Just curious what everyone’s favorite deburring tools are for taking slag off aluminum, steel, and stainless sheet?
We recently got a pneumatic die grinder and are using roloc discs (the ones on the far right in the image below).
A quick search on the 3M website leads to a ton of options which is a little confusing. The below discs are actually working pretty well, but I know there are a ton of different types, including wire wheel and bristle discs.
Curious to hear what others have been using!
I use those Rolocs for cleaning, final shaping. For dross/slag, I use either 40/60 grit flap discs or these purple wheels: https://www.amazon.com/gp/product/B07VDQYT58/ref=ppx_yo_dt_b_search_asin_title?ie=UTF8&th=1
For Rolocs, I buy either Benchmark or Lehigh Valley which I really like. 3M prices are too high.
Here is a thread that discusses this… Has some good info… I am interested to hear new info as well.
Tools for cleaning up cuts - Langmuir Systems Forum
For dross removal I use the fireball tools scraper https://fireballtool.com/products/fireball-scraperor or a masonry chisel. Sometimes I go over it with a die grinder… usually just scrape the dross and sand it and call it good.
I do a little more prep with the dimensional stuff then the artsy stuff.
For the first round dross removal (heavy stuff), I’ll use a hammer or flat plate. (Hit at 45 deg angle and it comes off.) Final cleanup, 60 or 80 grit flap disk has been my favorite.
Mild Steel: dross
Flapper Disc: I use a lot of the flapper disc. If it is nasty, gnarly dross I will use 40-60 grit. You can use this grit on lesser dross but you need to use light pressure. If the dross is minimal, I like 120 grit.

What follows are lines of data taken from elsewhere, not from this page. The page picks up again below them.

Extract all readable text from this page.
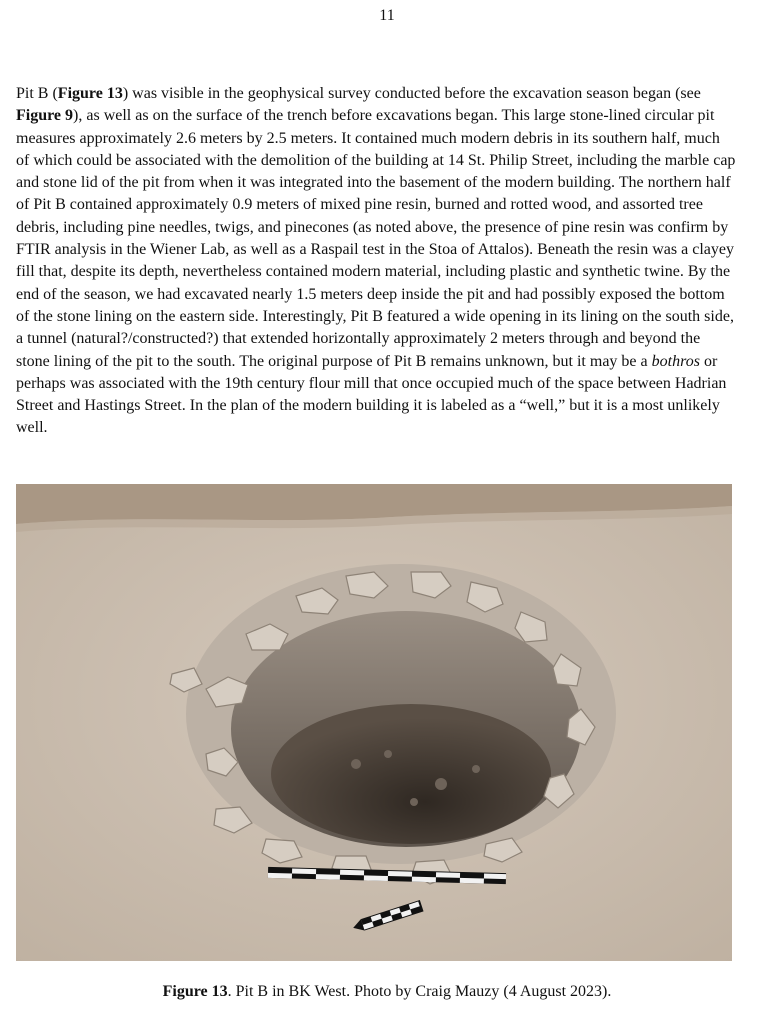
11

Pit B (Figure 13) was visible in the geophysical survey conducted before the excavation season began (see Figure 9), as well as on the surface of the trench before excavations began. This large stone-lined circular pit measures approximately 2.6 meters by 2.5 meters. It contained much modern debris in its southern half, much of which could be associated with the demolition of the building at 14 St. Philip Street, including the marble cap and stone lid of the pit from when it was integrated into the basement of the modern building. The northern half of Pit B contained approximately 0.9 meters of mixed pine resin, burned and rotted wood, and assorted tree debris, including pine needles, twigs, and pinecones (as noted above, the presence of pine resin was confirm by FTIR analysis in the Wiener Lab, as well as a Raspail test in the Stoa of Attalos). Beneath the resin was a clayey fill that, despite its depth, nevertheless contained modern material, including plastic and synthetic twine. By the end of the season, we had excavated nearly 1.5 meters deep inside the pit and had possibly exposed the bottom of the stone lining on the eastern side. Interestingly, Pit B featured a wide opening in its lining on the south side, a tunnel (natural?/constructed?) that extended horizontally approximately 2 meters through and beyond the stone lining of the pit to the south. The original purpose of Pit B remains unknown, but it may be a bothros or perhaps was associated with the 19th century flour mill that once occupied much of the space between Hadrian Street and Hastings Street. In the plan of the modern building it is labeled as a “well,” but it is a most unlikely well.

Figure 13. Pit B in BK West. Photo by Craig Mauzy (4 August 2023).
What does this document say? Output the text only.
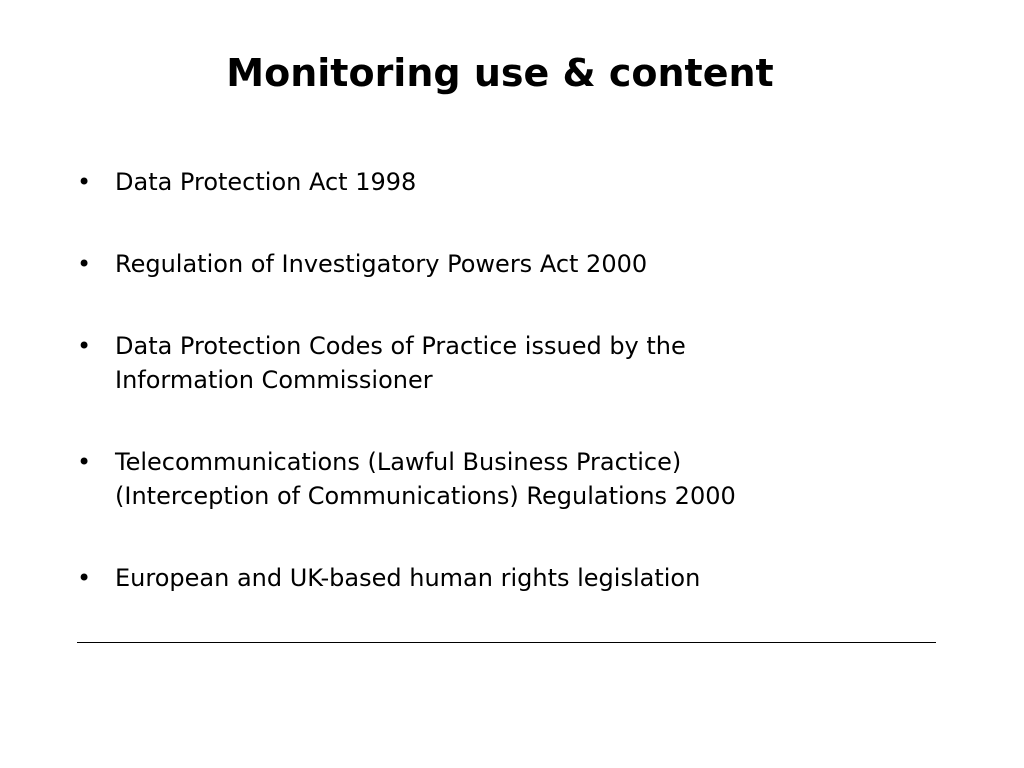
Monitoring use & content
• Data Protection Act 1998
• Regulation of Investigatory Powers Act 2000
• Data Protection Codes of Practice issued by the
Information Commissioner
• Telecommunications (Lawful Business Practice)
(Interception of Communications) Regulations 2000
• European and UK-based human rights legislation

Fireball slag removal tool: I actually forget I have it. It works great on most dross but there are times when some of the dross just needs taming with the flapper disc.
Needle scalers can be really helpful in the areas that are hard to access.
Grinding wheels: mostly too crude and leaves heavy marks and scratches.
Mild Steel: Removing mill scale.
I know you did not ask about mill scale but grinding and sanding really does not work well. Nothing beats the effectiveness of the vinegar bath but you you need to wait for that process and sometimes your piece is too large for your container. You can remove the mill scale quickly with (similar to what @john_s recommended): S SATC Strip Disc Blue 5” x 7/8” Stripping Wheel Premium Silicone Carbide Strip Disc for Angle Grinder. This disc will remove the mill scale without significant scratching of the metal. https://www.amazon.com/dp/B08W42S2BQ?psc=1&ref=ppx_yo2ov_dt_b_product_details . I found that it is very heat sensitive so if you bear down on it heavily, friction build and then is seems to melt. For best results, take light passes, gradually increasing until you find the right amount of pressure. Once the metal gets warm, move to another spot and then come back when it cools a bit.
Dross on aluminum:
I tried using a wire wheel on a bench grinder but it was scary with small pieces (grabbing them out of my hand) so I switched to just using a fine grit flapper disc. It is really difficult to get the edge smooth (if you have a lot of detail) so I just focus on the faces. But, aluminum really shows the scratches from sanding so you might end using 240 grit for a better look. Light pressure on this process.
Stainless: I have not done any yet. I would probably try a 120 grit flapper disc.
Have you ever tried to use a crimped brass wire wheel? generally what i use for cleaning during fabrication of light gauge aluminum.
I have not but am willing to try. I can’t say that I have found anything that satisfied me with aluminum, yet.